Dilara hakkında yapmış olduğum en önemli diğer bir çıkarım ise yaşının da gereğiyle ve belki de ergenlik çağında olması sebebiyle, annesine olan davranışlarıydı. Birkaç kez yanımda annesiyle gerçekleşen konuşmalarından çok rahatsız olmuştum ve onunla bu konuda konuşmaya çalışmıştım. İlk konuşmalarımızda pek umursamaz tavırlarıyla beni geçiştiren cümleler kullanmıştı. Ben de onunla ciddi bir konuşma yapacağımı söylemiştim ve bir buluşma ayarlamıştık. Sorduğum sorularla bu davranışlarının en temeline inmeye çalışmıştım, elimden geldiğince. Babasının ölümünden annesini sorumlu tuttuğunu fark etmiştim. Babası vefat etmeden önce annesiyle sık sık tartıştıklarından bahsetmişti. Bir süre bu durum hakkında yorum yapamamıştım, hep onu dinlemiştim. Bir tavsiye verememiştim ama kendi hayatımdan örnekler vererek onu anladığımı anlatmaya çalışmıştım.
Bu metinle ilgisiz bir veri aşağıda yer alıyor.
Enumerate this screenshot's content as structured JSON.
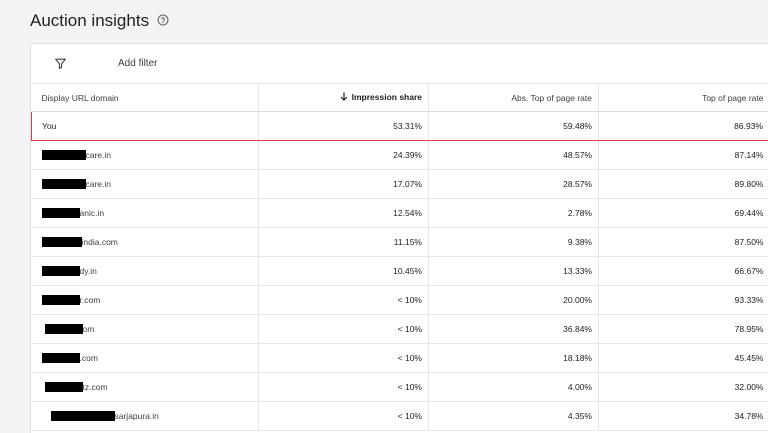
{
  "header": {
    "title": "Auction insights",
    "help_icon": "help-circle-icon"
  },
  "filter_bar": {
    "filter_icon": "filter-icon",
    "add_filter_label": "Add filter"
  },
  "table": {
    "columns": [
      {
        "label": "Display URL domain"
      },
      {
        "label": "Impression share",
        "sort": "descending",
        "sort_icon": "arrow-down-icon"
      },
      {
        "label": "Abs. Top of page rate"
      },
      {
        "label": "Top of page rate"
      }
    ],
    "rows": [
      {
        "domain": "You",
        "redacted": false,
        "impression_share": "53.31%",
        "abs_top": "59.48%",
        "top": "86.93%",
        "highlighted": true
      },
      {
        "domain": "care.in",
        "redacted": true,
        "impression_share": "24.39%",
        "abs_top": "48.57%",
        "top": "87.14%"
      },
      {
        "domain": "care.in",
        "redacted": true,
        "impression_share": "17.07%",
        "abs_top": "28.57%",
        "top": "89.80%"
      },
      {
        "domain": "anic.in",
        "redacted": true,
        "impression_share": "12.54%",
        "abs_top": "2.78%",
        "top": "69.44%"
      },
      {
        "domain": "india.com",
        "redacted": true,
        "impression_share": "11.15%",
        "abs_top": "9.38%",
        "top": "87.50%"
      },
      {
        "domain": "dy.in",
        "redacted": true,
        "impression_share": "10.45%",
        "abs_top": "13.33%",
        "top": "66.67%"
      },
      {
        "domain": "r.com",
        "redacted": true,
        "impression_share": "< 10%",
        "abs_top": "20.00%",
        "top": "93.33%"
      },
      {
        "domain": "om",
        "redacted": true,
        "impression_share": "< 10%",
        "abs_top": "36.84%",
        "top": "78.95%"
      },
      {
        "domain": ".com",
        "redacted": true,
        "impression_share": "< 10%",
        "abs_top": "18.18%",
        "top": "45.45%"
      },
      {
        "domain": "tz.com",
        "redacted": true,
        "impression_share": "< 10%",
        "abs_top": "4.00%",
        "top": "32.00%"
      },
      {
        "domain": "sarjapura.in",
        "redacted": true,
        "impression_share": "< 10%",
        "abs_top": "4.35%",
        "top": "34.78%"
      }
    ]
  },
  "colors": {
    "highlight_border": "#d93a4f",
    "redaction": "#000000"
  }
}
Ama her şeye rağmen annelerimizin bizler için ne kadar emek verdiklerinden bahsetmiştim, biraz onun biraz da kendi annemi konuşarak bu durumu düzeltmeye çalışmıştım. Şu an yapmış olduğumuz uzun sohbetlerin meyve verdiğini Dilara’nın bu konu hakkındaki tutumunun olumlu yönde değiştiğini gözlemlediğimi söyleyebilirim.
Bu projede beni çok heyecanlandıran ve eminim ki Dilara’yı da en çok mutlu eden öğrencilerimize aldığımız enstrümandı. Dilara okulundaki müzik öğretmeninin açmış olduğu ücretsiz gitar eğitimine katılmayı çok istemiş ancak enstrümanı olmadığından katılamamıştı. Bu durum üzerine bir akşam onun evine elimde gitar çantasıyla gidip, ona vermem ve bana aslında ne kadar çok istediğini anlatması, sarılması tarif edilemez bir duyguydu.
Karantinadan sonra Dilara ile iki buluşma daha yapmam gerekliydi: Ters Yüz filmini izlemek ve ona gönderdiğimiz bilim çocuk dergilerinin etkinliklerini yapmak. Bu etkinlikleri de tamamladıktan sonra almış olduğum kararla ve ekip arkadaşlarımın onayıyla bu projeyi Dilara ile devam etmeme kararı almıştım; bu nedenle projenin bittiğine dair onları bilgilendirdim ve hiçbir sorun çıkmadı.
Tüm bu durumların dışında, Dilara ile geriye çok olumlu anılar ve alışkanlıklar bıraktık. Çünkü; Dilara, artık gitar çalabilen, kitap okuma alışkanlığı olan, tohum dikip büyütmek nedir nasıl olur bilen ve İTÜ’de okuyup iyi bir mimar olma hayali kuran bir çocuk birey.